DS2 is 10, it's not been easy his whole life, he developed tics at the age of 2, delayed speech, violent outbursts, excluded from private nursery for a period, GP didn't believe anything was untoward as he made eye contact, i took him to an outdoorschool at huge expsense. He started mainstream school, eventually refered to CAHMS at the age of 6, I thought this was for tourettes syndrome, j didn't know anything about ASD, nursery had mentioned it once but when I spoke about it again, the manager said she had never suggested this. Struggled with all relationships at school other than 1 learning assistant, had no friends. I had regular meetings, excluded I think 4 times, reduced timetable, back to outdoor school, dozens of unofficial exclusions where i had to leave work and collect DS2 early, toileting issues. One unforgettable incident I came in to him laying on the floor crying and shaking, I picked him up and he immediately fell asleep on me, he was 7 or 8. During all of this I was studying a masters, looking after DS2 brother too, and I have been on my own for about 8 and a half years. I have changed jobs serval times to meet DS2 needs and now I'm earning more, working less and WFH.
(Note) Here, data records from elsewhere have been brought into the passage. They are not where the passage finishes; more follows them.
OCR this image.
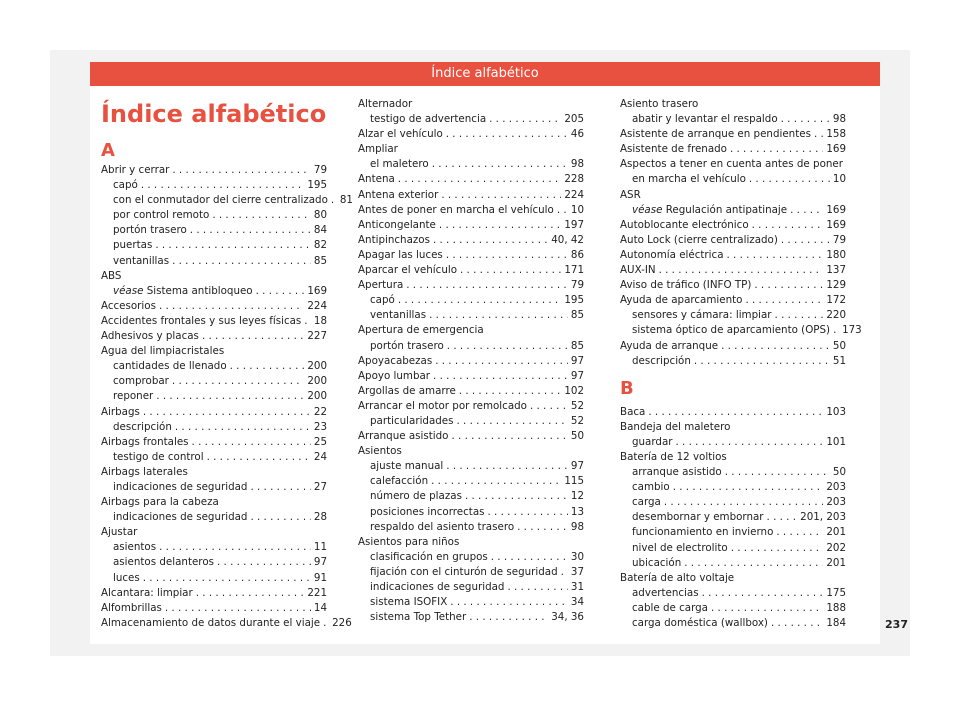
Índice alfabético
Índice alfabético
A
Abrir y cerrar . . .	79
capó . . .	195
con el conmutador del cierre centralizado . . . 81
por control remoto . . .	80
portón trasero . . .	84
puertas . . .	82
ventanillas . . .	85
ABS
véase Sistema antibloqueo . . .	169
Accesorios . . .	224
Accidentes frontales y sus leyes físicas . . . 18
Adhesivos y placas . . .	227
Agua del limpiacristales
cantidades de llenado . . .	200
comprobar . . .	200
reponer . . .	200
Airbags . . .	22
descripción . . .	23
Airbags frontales . . .	25
testigo de control . . .	24
Airbags laterales
indicaciones de seguridad . . .	27
Airbags para la cabeza
indicaciones de seguridad . . .	28
Ajustar
asientos . . .	11
asientos delanteros . . .	97
luces . . .	91
Alcantara: limpiar . . .	221
Alfombrillas . . .	14
Almacenamiento de datos durante el viaje . . . 226
Alternador
testigo de advertencia . . .	205
Alzar el vehículo . . .	46
Ampliar
el maletero . . .	98
Antena . . .	228
Antena exterior . . .	224
Antes de poner en marcha el vehículo . . . 10
Anticongelante . . .	197
Antipinchazos . . .	40, 42
Apagar las luces . . .	86
Aparcar el vehículo . . .	171
Apertura . . .	79
capó . . .	195
ventanillas . . .	85
Apertura de emergencia
portón trasero . . .	85
Apoyacabezas . . .	97
Apoyo lumbar . . .	97
Argollas de amarre . . .	102
Arrancar el motor por remolcado . . .	52
particularidades . . .	52
Arranque asistido . . .	50
Asientos
ajuste manual . . .	97
calefacción . . .	115
número de plazas . . .	12
posiciones incorrectas . . .	13
respaldo del asiento trasero . . .	98
Asientos para niños
clasificación en grupos . . .	30
fijación con el cinturón de seguridad . . . 37
indicaciones de seguridad . . .	31
sistema ISOFIX . . .	34
sistema Top Tether . . .	34, 36
Asiento trasero
abatir y levantar el respaldo . . .	98
Asistente de arranque en pendientes . . . 158
Asistente de frenado . . .	169
Aspectos a tener en cuenta antes de poner
en marcha el vehículo . . .	10
ASR
véase Regulación antipatinaje . . .	169
Autoblocante electrónico . . .	169
Auto Lock (cierre centralizado) . . .	79
Autonomía eléctrica . . .	180
AUX-IN . . .	137
Aviso de tráfico (INFO TP) . . .	129
Ayuda de aparcamiento . . .	172
sensores y cámara: limpiar . . .	220
sistema óptico de aparcamiento (OPS) . . . 173
Ayuda de arranque . . .	50
descripción . . .	51
B
Baca . . .	103
Bandeja del maletero
guardar . . .	101
Batería de 12 voltios
arranque asistido . . .	50
cambio . . .	203
carga . . .	203
desembornar y embornar . . .	201, 203
funcionamiento en invierno . . .	201
nivel de electrolito . . .	202
ubicación . . .	201
Batería de alto voltaje
advertencias . . .	175
cable de carga . . .	188
carga doméstica (wallbox) . . .	184	237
We had a significant loss when out LL told me she was selling our home that none of us wanted to leave. We were homeless for a while then I bought a house, which had a lot of issues and which I am hoping to sell within the next year. I used a government scheme to buy for low income families as a first time buyer.
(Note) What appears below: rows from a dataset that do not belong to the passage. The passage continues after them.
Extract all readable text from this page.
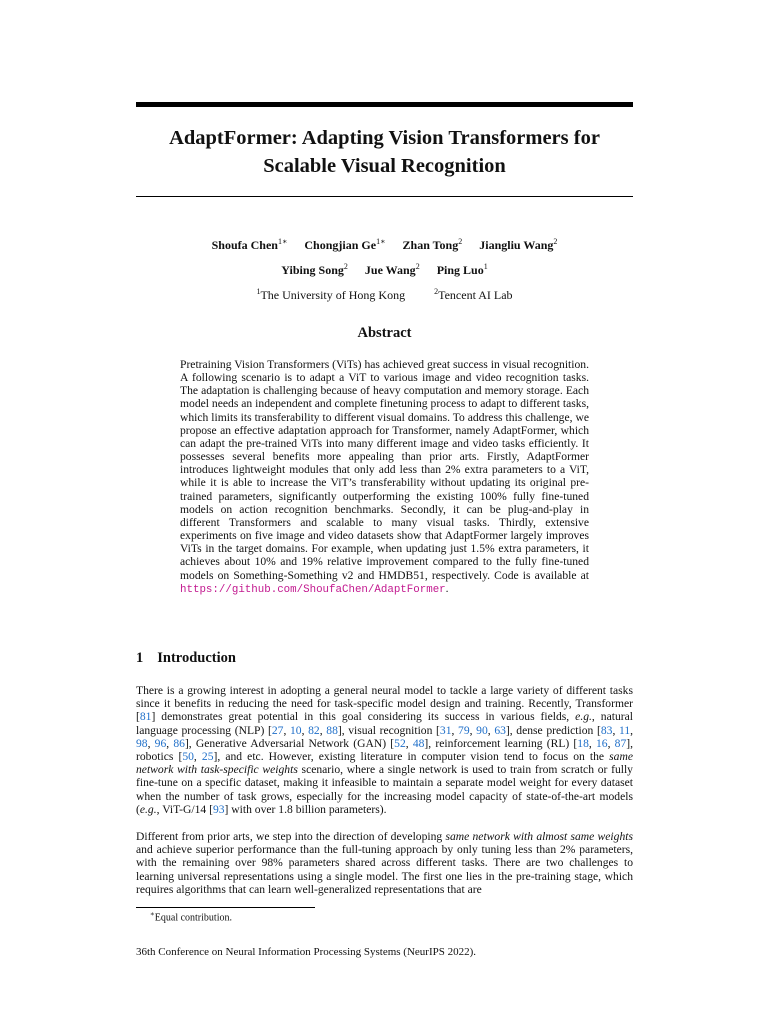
AdaptFormer: Adapting Vision Transformers for
Scalable Visual Recognition
Shoufa Chen$^{1∗}$ Chongjian $Ge^{1∗}$ Zhan Tong$^2$ Jiangliu Wang$^2$
Yibing Song$^2$ Jue Wang$^2$ Ping Luo$^1$
$^1$The University of Hong Kong	$^2$Tencent AI Lab
Abstract

Pretraining Vision Transformers (ViTs) has achieved great success in visual recognition. A following scenario is to adapt a ViT to various image and video recognition tasks. The adaptation is challenging because of heavy computation and memory storage. Each model needs an independent and complete finetuning process to adapt to different tasks, which limits its transferability to different visual domains. To address this challenge, we propose an effective adaptation approach for Transformer, namely AdaptFormer, which can adapt the pre-trained ViTs into many different image and video tasks efficiently. It possesses several benefits more appealing than prior arts. Firstly, AdaptFormer introduces lightweight modules that only add less than 2% extra parameters to a ViT, while it is able to increase the ViT’s transferability without updating its original pre-trained parameters, significantly outperforming the existing 100% fully fine-tuned models on action recognition benchmarks. Secondly, it can be plug-and-play in different Transformers and scalable to many visual tasks. Thirdly, extensive experiments on five image and video datasets show that AdaptFormer largely improves ViTs in the target domains. For example, when updating just 1.5% extra parameters, it achieves about 10% and 19% relative improvement compared to the fully fine-tuned models on Something-Something v2 and HMDB51, respectively. Code is available at https://github.com/ShoufaChen/AdaptFormer.

1 Introduction

There is a growing interest in adopting a general neural model to tackle a large variety of different tasks since it benefits in reducing the need for task-specific model design and training. Recently, Transformer [81] demonstrates great potential in this goal considering its success in various fields, e.g., natural language processing (NLP) [27, 10, 82, 88], visual recognition [31, 79, 90, 63], dense prediction [83, 11, 98, 96, 86], Generative Adversarial Network (GAN) [52, 48], reinforcement learning (RL) [18, 16, 87], robotics [50, 25], and etc. However, existing literature in computer vision tend to focus on the same network with task-specific weights scenario, where a single network is used to train from scratch or fully fine-tune on a specific dataset, making it infeasible to maintain a separate model weight for every dataset when the number of task grows, especially for the increasing model capacity of state-of-the-art models (e.g., ViT-G/14 [93] with over 1.8 billion parameters).

Different from prior arts, we step into the direction of developing same network with almost same weights and achieve superior performance than the full-tuning approach by only tuning less than 2% parameters, with the remaining over 98% parameters shared across different tasks. There are two challenges to learning universal representations using a single model. The first one lies in the pre-training stage, which requires algorithms that can learn well-generalized representations that are

∗Equal contribution.

36th Conference on Neural Information Processing Systems (NeurIPS 2022).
I didn't know about child disability payment until DS2 was 9. He was awarded highest care and mobility last year. I felt totally undeserving but was reassured that this isn't handed out as routine, I hadn't lied and provided letters from school, Ed psychology and play therapist. This was after DS2 was diagnosed with ASD&ADHD. Now, this where my mixed feelings come in. DS2 has hugely improved at school, they have a very relaxed approach, he is allowed to roam to a degree, their approach to him doing work has changed and now he has even started to build up a jotter of work (previously there was 1 or 2 pages in a whole year), he has got 2 friends after 5 years of none at all. The school now believe he will be fine going for an unsupervised school trip for 2 nights next year and even asked me if he had started taking medication.
Has the money made that much of a difference, was a such a terrible mother before, what happens when the money is gone, has part of my purpose gone, was this all made up, how will life look as DS2 gets older? Should he really have a diagnosis?